From 1998 to 2005, former Silver Jews main man David Berman methodically logged twenty lines of writing per day. Many of the words he wrote were used in Silver Jews records. Some of the remaining writing will be featured in artist Friedrich Kunath's highly conceptual new book You Owe Me a Feeling.
The book is composed of 74 photographs shot by photographer Michael Schmelling, along with a dozen reproductions of Kunath's paintings.

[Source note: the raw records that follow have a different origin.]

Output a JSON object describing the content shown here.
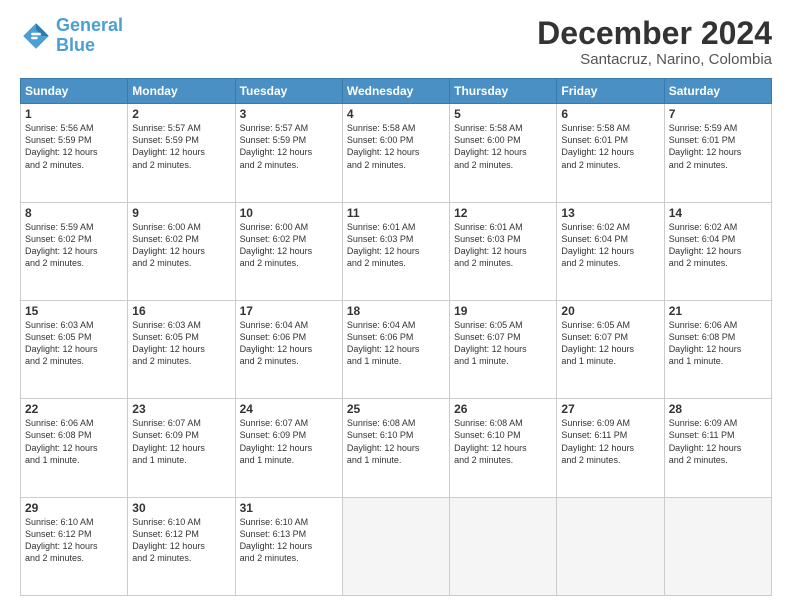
{
  "logo": {
    "line1": "General",
    "line2": "Blue"
  },
  "title": "December 2024",
  "subtitle": "Santacruz, Narino, Colombia",
  "days_header": [
    "Sunday",
    "Monday",
    "Tuesday",
    "Wednesday",
    "Thursday",
    "Friday",
    "Saturday"
  ],
  "weeks": [
    [
      {
        "day": 1,
        "info": "Sunrise: 5:56 AM\nSunset: 5:59 PM\nDaylight: 12 hours\nand 2 minutes."
      },
      {
        "day": 2,
        "info": "Sunrise: 5:57 AM\nSunset: 5:59 PM\nDaylight: 12 hours\nand 2 minutes."
      },
      {
        "day": 3,
        "info": "Sunrise: 5:57 AM\nSunset: 5:59 PM\nDaylight: 12 hours\nand 2 minutes."
      },
      {
        "day": 4,
        "info": "Sunrise: 5:58 AM\nSunset: 6:00 PM\nDaylight: 12 hours\nand 2 minutes."
      },
      {
        "day": 5,
        "info": "Sunrise: 5:58 AM\nSunset: 6:00 PM\nDaylight: 12 hours\nand 2 minutes."
      },
      {
        "day": 6,
        "info": "Sunrise: 5:58 AM\nSunset: 6:01 PM\nDaylight: 12 hours\nand 2 minutes."
      },
      {
        "day": 7,
        "info": "Sunrise: 5:59 AM\nSunset: 6:01 PM\nDaylight: 12 hours\nand 2 minutes."
      }
    ],
    [
      {
        "day": 8,
        "info": "Sunrise: 5:59 AM\nSunset: 6:02 PM\nDaylight: 12 hours\nand 2 minutes."
      },
      {
        "day": 9,
        "info": "Sunrise: 6:00 AM\nSunset: 6:02 PM\nDaylight: 12 hours\nand 2 minutes."
      },
      {
        "day": 10,
        "info": "Sunrise: 6:00 AM\nSunset: 6:02 PM\nDaylight: 12 hours\nand 2 minutes."
      },
      {
        "day": 11,
        "info": "Sunrise: 6:01 AM\nSunset: 6:03 PM\nDaylight: 12 hours\nand 2 minutes."
      },
      {
        "day": 12,
        "info": "Sunrise: 6:01 AM\nSunset: 6:03 PM\nDaylight: 12 hours\nand 2 minutes."
      },
      {
        "day": 13,
        "info": "Sunrise: 6:02 AM\nSunset: 6:04 PM\nDaylight: 12 hours\nand 2 minutes."
      },
      {
        "day": 14,
        "info": "Sunrise: 6:02 AM\nSunset: 6:04 PM\nDaylight: 12 hours\nand 2 minutes."
      }
    ],
    [
      {
        "day": 15,
        "info": "Sunrise: 6:03 AM\nSunset: 6:05 PM\nDaylight: 12 hours\nand 2 minutes."
      },
      {
        "day": 16,
        "info": "Sunrise: 6:03 AM\nSunset: 6:05 PM\nDaylight: 12 hours\nand 2 minutes."
      },
      {
        "day": 17,
        "info": "Sunrise: 6:04 AM\nSunset: 6:06 PM\nDaylight: 12 hours\nand 2 minutes."
      },
      {
        "day": 18,
        "info": "Sunrise: 6:04 AM\nSunset: 6:06 PM\nDaylight: 12 hours\nand 1 minute."
      },
      {
        "day": 19,
        "info": "Sunrise: 6:05 AM\nSunset: 6:07 PM\nDaylight: 12 hours\nand 1 minute."
      },
      {
        "day": 20,
        "info": "Sunrise: 6:05 AM\nSunset: 6:07 PM\nDaylight: 12 hours\nand 1 minute."
      },
      {
        "day": 21,
        "info": "Sunrise: 6:06 AM\nSunset: 6:08 PM\nDaylight: 12 hours\nand 1 minute."
      }
    ],
    [
      {
        "day": 22,
        "info": "Sunrise: 6:06 AM\nSunset: 6:08 PM\nDaylight: 12 hours\nand 1 minute."
      },
      {
        "day": 23,
        "info": "Sunrise: 6:07 AM\nSunset: 6:09 PM\nDaylight: 12 hours\nand 1 minute."
      },
      {
        "day": 24,
        "info": "Sunrise: 6:07 AM\nSunset: 6:09 PM\nDaylight: 12 hours\nand 1 minute."
      },
      {
        "day": 25,
        "info": "Sunrise: 6:08 AM\nSunset: 6:10 PM\nDaylight: 12 hours\nand 1 minute."
      },
      {
        "day": 26,
        "info": "Sunrise: 6:08 AM\nSunset: 6:10 PM\nDaylight: 12 hours\nand 2 minutes."
      },
      {
        "day": 27,
        "info": "Sunrise: 6:09 AM\nSunset: 6:11 PM\nDaylight: 12 hours\nand 2 minutes."
      },
      {
        "day": 28,
        "info": "Sunrise: 6:09 AM\nSunset: 6:11 PM\nDaylight: 12 hours\nand 2 minutes."
      }
    ],
    [
      {
        "day": 29,
        "info": "Sunrise: 6:10 AM\nSunset: 6:12 PM\nDaylight: 12 hours\nand 2 minutes."
      },
      {
        "day": 30,
        "info": "Sunrise: 6:10 AM\nSunset: 6:12 PM\nDaylight: 12 hours\nand 2 minutes."
      },
      {
        "day": 31,
        "info": "Sunrise: 6:10 AM\nSunset: 6:13 PM\nDaylight: 12 hours\nand 2 minutes."
      },
      null,
      null,
      null,
      null
    ]
  ]
}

The subject of the paintings is the "male cliché of a drifter... [who] lives on his own terms with his own aesthetics and is somehow disconnected in a city that is all about connection," according to a statement.

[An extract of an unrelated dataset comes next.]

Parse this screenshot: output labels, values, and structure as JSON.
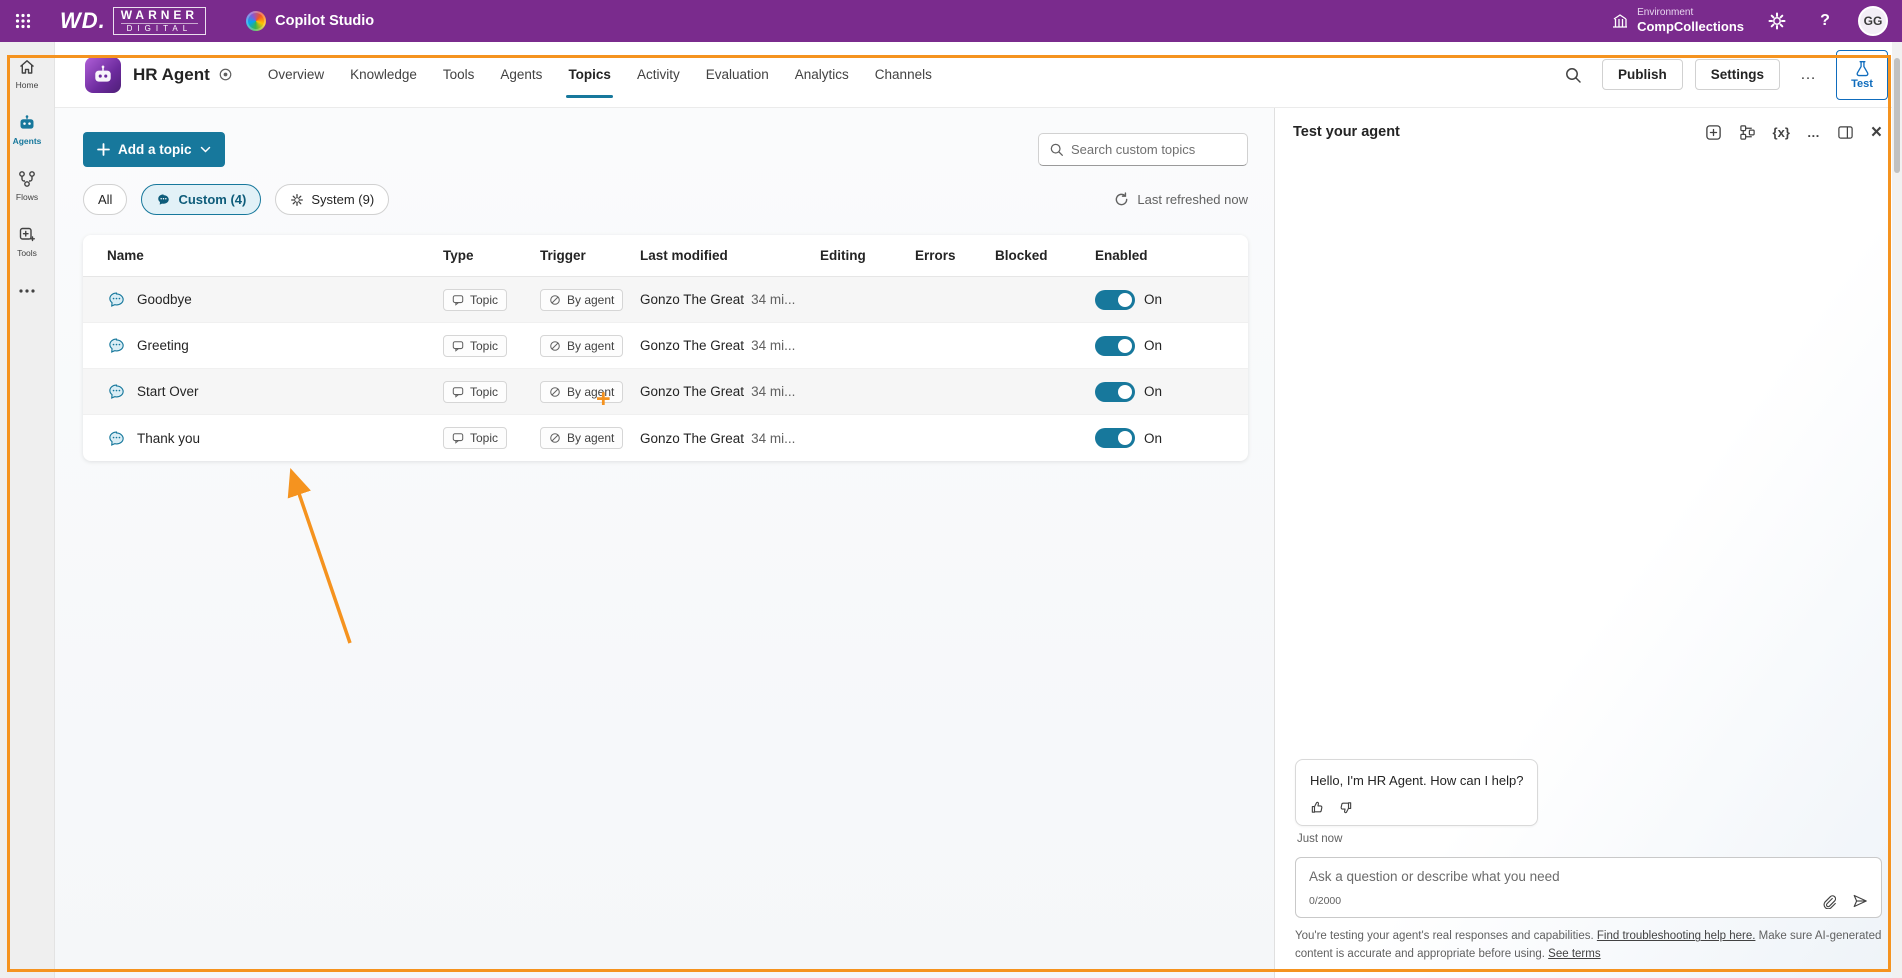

At the request of Berman, Kunath and Schmelling went to Berman's home in Nashville to read the singer's notes and to choose words to accompany the photographs and paintings strung together for the book. "Berman's lines and lyrics range from the humorous to dour, but the overall sensation is one of an optimistic sadness," the statement reads. "Berman's lines function as a series of deadpan truths-- from the throwaway to what may become the lifelong, aphoristic companions of one's soul."

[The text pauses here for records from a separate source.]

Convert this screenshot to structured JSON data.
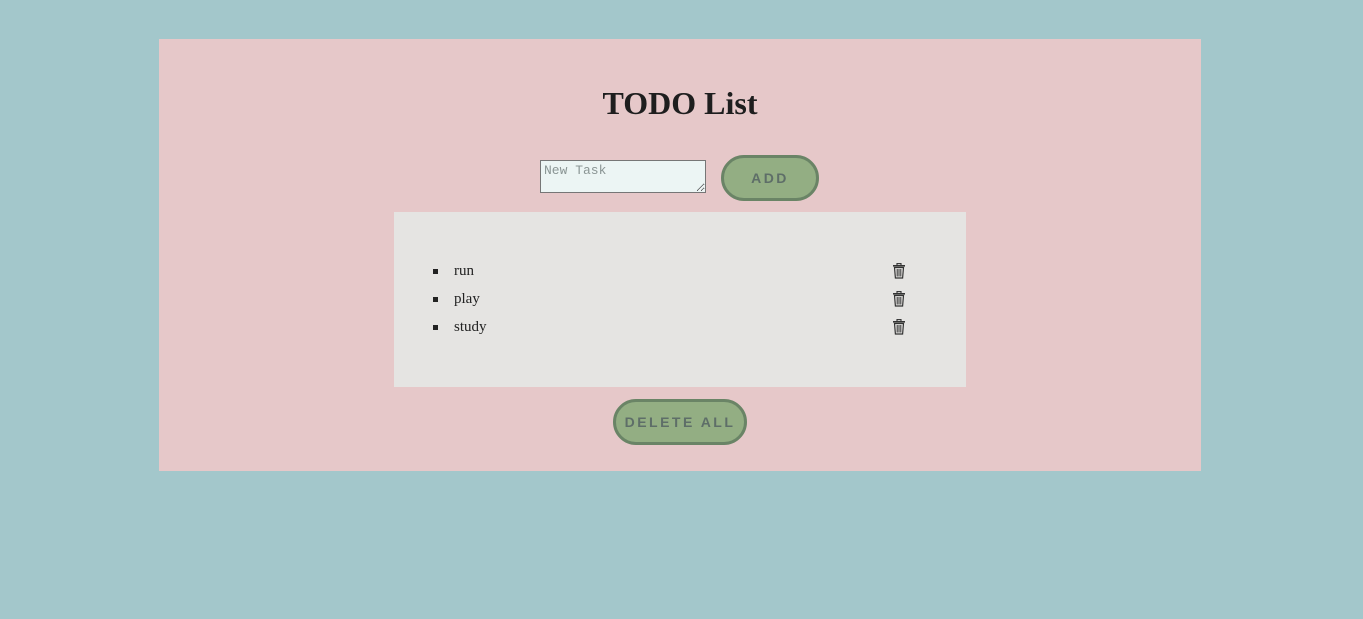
{
  "header": {
    "title": "TODO List"
  },
  "form": {
    "input_placeholder": "New Task",
    "input_value": "",
    "add_label": "ADD"
  },
  "tasks": [
    {
      "text": "run",
      "delete_icon": "trash-icon"
    },
    {
      "text": "play",
      "delete_icon": "trash-icon"
    },
    {
      "text": "study",
      "delete_icon": "trash-icon"
    }
  ],
  "footer": {
    "delete_all_label": "DELETE ALL"
  },
  "colors": {
    "page_background": "#a3c7cb",
    "panel_background": "#e6c8c9",
    "list_background": "#e5e4e2",
    "button_fill": "#93ae83",
    "button_border": "#6a8466",
    "button_text": "#5e6e68",
    "input_background": "#ecf5f4"
  }
}
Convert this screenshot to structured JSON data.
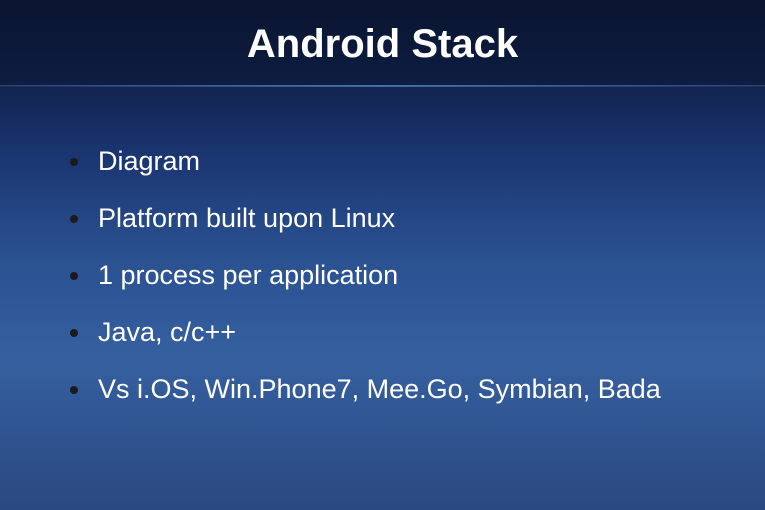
{
  "slide": {
    "title": "Android Stack",
    "bullets": [
      "Diagram",
      "Platform built upon Linux",
      "1 process per application",
      "Java, c/c++",
      "Vs i.OS, Win.Phone7, Mee.Go, Symbian, Bada"
    ]
  }
}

Here's an excerpt of Berman's contribution:
This life is not for you. It took forever to get home. Time is bullshit with top spin. He had goals but didn't call them goals. Bad ideas are good again. I will be modern until the day I die. There’s never enough sunset for all the birds. Me is my nickname. Passing out is traveling. You’re going to need a lot of memory to live with me. It was sunset and I felt a strong joy of getting away with it so far. I went down to the crossroads and there was a mirror planted in the road. Love is the 51st state.
You Owe Me a Feeling is out in March through Blum and Poe.